For years, gaming advertising lived in an awkward place inside media plans. It had scale, attention and strong demographics, but it rarely felt operationally mature enough to take meaningful brand budgets away from connected TV. Digiday’s July 3 report on Electronic Arts suggests that this may be changing faster than many CMOs expected.
The key detail is not merely that EA wants more ad revenue. It is that the publisher has built its own ad server and software layer instead of relying on third-party infrastructure by default. That decision signals a more ambitious plan: treat game environments as premium media inventory with their own standards, targeting logic, and measurement discipline.
What changed
According to Digiday, EA’s advertising unit launched last month and now spans brand partnerships, gameplay integrations, 3D ad units in sports simulations, and an internal ad platform designed to make those placements scalable. The company is deliberately holding third-party demand partners at arm’s length while it works out how formats should behave, how measurement should align to IAB expectations, and how player experience can be protected.
That is a meaningful shift. In-game advertising used to be discussed as an add-on or an experimental format. EA is positioning it more like a premium distribution system that can eventually absorb larger video budgets. The pitch is clear: game attention is not passive, and in certain contexts it may be more commercially powerful than TV-style exposure.
Why marketers should take the move seriously
First, this is a signal about where premium reach is going. CTV gave marketers digital buying mechanics in a television-like environment, but it also inherited many of TV’s weaknesses: fragmented identity, unclear frequency control, and sometimes fuzzy links between exposure and business outcomes. Gaming publishers believe they can offer a tighter loop between context, interaction, and measurement.
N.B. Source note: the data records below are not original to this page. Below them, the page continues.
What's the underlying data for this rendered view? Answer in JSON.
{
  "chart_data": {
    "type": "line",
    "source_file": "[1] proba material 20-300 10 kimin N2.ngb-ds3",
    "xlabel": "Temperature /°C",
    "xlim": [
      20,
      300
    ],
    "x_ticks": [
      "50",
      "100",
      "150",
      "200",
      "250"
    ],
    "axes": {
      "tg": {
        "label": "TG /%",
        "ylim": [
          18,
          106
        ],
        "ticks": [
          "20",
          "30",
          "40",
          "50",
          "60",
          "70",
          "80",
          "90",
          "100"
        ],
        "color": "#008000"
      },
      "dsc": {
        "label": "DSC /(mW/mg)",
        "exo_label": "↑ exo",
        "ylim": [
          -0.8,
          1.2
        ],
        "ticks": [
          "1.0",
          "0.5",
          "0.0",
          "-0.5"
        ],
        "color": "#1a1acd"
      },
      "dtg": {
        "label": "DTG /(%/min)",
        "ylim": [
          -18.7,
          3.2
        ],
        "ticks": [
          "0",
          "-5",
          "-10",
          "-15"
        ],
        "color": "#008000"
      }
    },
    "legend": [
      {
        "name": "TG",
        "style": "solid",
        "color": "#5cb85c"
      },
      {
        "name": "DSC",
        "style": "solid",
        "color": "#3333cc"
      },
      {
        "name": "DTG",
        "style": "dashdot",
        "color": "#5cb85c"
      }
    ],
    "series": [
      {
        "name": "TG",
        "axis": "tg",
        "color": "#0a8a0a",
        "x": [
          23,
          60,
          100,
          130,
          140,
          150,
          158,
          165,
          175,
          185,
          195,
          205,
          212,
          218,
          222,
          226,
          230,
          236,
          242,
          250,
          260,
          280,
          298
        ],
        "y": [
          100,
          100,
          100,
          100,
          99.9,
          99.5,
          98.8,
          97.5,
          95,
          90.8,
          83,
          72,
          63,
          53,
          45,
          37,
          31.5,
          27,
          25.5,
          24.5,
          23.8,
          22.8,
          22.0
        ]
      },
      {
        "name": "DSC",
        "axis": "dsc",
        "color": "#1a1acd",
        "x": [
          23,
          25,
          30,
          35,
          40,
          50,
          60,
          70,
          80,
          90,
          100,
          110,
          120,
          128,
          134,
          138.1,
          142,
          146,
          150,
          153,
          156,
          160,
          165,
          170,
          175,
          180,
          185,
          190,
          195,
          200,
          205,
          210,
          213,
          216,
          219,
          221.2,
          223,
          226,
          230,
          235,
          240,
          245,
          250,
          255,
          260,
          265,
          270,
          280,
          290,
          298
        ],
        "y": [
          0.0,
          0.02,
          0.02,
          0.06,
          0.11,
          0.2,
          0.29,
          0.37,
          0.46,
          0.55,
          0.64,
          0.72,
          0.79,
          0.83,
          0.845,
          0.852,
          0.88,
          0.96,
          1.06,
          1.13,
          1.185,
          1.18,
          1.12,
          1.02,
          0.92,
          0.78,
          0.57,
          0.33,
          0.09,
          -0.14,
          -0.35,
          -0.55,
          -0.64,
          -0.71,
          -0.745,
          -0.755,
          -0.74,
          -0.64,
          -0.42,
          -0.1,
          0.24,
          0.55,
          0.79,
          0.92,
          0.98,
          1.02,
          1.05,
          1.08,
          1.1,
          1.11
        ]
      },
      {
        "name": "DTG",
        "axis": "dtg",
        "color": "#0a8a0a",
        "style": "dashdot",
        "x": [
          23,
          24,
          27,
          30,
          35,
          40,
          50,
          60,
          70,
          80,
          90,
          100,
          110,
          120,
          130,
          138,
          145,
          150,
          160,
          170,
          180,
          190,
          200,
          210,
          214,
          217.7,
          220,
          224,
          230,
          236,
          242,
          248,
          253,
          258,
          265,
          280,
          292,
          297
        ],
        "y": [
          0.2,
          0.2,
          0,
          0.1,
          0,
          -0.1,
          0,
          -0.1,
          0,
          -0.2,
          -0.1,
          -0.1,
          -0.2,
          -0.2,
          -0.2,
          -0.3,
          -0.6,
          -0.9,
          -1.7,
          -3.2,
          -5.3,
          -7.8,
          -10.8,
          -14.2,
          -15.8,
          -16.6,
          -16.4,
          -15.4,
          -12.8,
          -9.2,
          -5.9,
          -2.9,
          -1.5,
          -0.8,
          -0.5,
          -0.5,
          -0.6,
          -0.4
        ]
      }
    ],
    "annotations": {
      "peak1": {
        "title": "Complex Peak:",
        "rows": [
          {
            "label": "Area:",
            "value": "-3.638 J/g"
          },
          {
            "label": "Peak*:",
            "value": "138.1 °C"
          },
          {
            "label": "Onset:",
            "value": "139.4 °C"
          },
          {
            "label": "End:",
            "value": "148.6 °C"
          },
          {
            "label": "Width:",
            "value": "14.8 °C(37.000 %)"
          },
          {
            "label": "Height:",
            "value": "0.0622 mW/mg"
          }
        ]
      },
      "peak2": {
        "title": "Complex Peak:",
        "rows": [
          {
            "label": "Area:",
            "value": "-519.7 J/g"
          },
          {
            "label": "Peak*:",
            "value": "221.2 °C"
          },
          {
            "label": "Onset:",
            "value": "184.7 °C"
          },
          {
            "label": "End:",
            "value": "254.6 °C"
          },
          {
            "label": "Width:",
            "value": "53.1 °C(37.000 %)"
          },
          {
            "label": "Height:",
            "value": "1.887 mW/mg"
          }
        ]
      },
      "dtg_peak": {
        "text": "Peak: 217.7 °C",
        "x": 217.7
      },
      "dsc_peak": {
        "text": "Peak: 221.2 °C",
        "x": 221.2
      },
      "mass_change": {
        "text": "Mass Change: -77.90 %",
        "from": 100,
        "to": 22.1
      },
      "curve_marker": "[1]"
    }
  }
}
Second, the battle is no longer just about impressions. It is about whether a platform owns the operating system of the ad experience. If EA controls the ad server, format standards, and the rules for how inventory appears inside gameplay, it can defend pricing, shape reporting, and decide when outside ad-tech intermediaries are useful rather than necessary. That is strategically very different from simply selling sponsorship packages.
Third, the shift matters for brand suitability. A large part of gaming advertising’s slow adoption came from fear: poor placements, ugly creative, and player backlash. By keeping tight control over the early architecture, EA is effectively saying that monetization cannot scale until the experience is intentionally designed. That is a lesson other media owners, not just game publishers, should notice.
What a CMO or media director should ask now
The wrong question is whether gaming is the next CTV. The better question is what role gaming can play that CTV cannot. For some brands, the answer will be younger reach. For others, it will be deeper attention during live sports windows, tournament behavior, or fan moments that are emotionally charged and measurable. The planning frame should start with context and incrementality, not novelty.
Ask your team to map where gaming inventory could complement existing video plans rather than duplicate them. Which campaigns depend on broad reach? Which need active engagement? Which suffer from frequency waste in streaming environments? Which product launches benefit from community, interactivity, or repeated exposure around specific sports or entertainment moments?
Budget owners should also insist on a stricter evidence model before shifting real spend. Watch three things closely: whether the platform can prove valid exposure rather than background presence, whether it can connect that exposure to downstream brand or commerce outcomes, and whether the creative format respects the environment enough to avoid backlash. Premium pricing is defensible only if all three hold.
The operating lesson behind the headline
The larger management lesson is that attention alone is no longer enough. Every ambitious media owner is trying to move from selling space to selling a system: data, context, measurement, and closed-loop proof. Retail media did it with shopper data. CTV is trying to do it with household signals. Gaming now wants to do it with immersion and interaction.
That makes this more than a gaming story. It is a story about how premium media is being rebuilt around owned infrastructure. Brands that understand that shift early will negotiate more intelligently, demand better proof, and spot new pockets of high-value inventory before they become expensive default buys.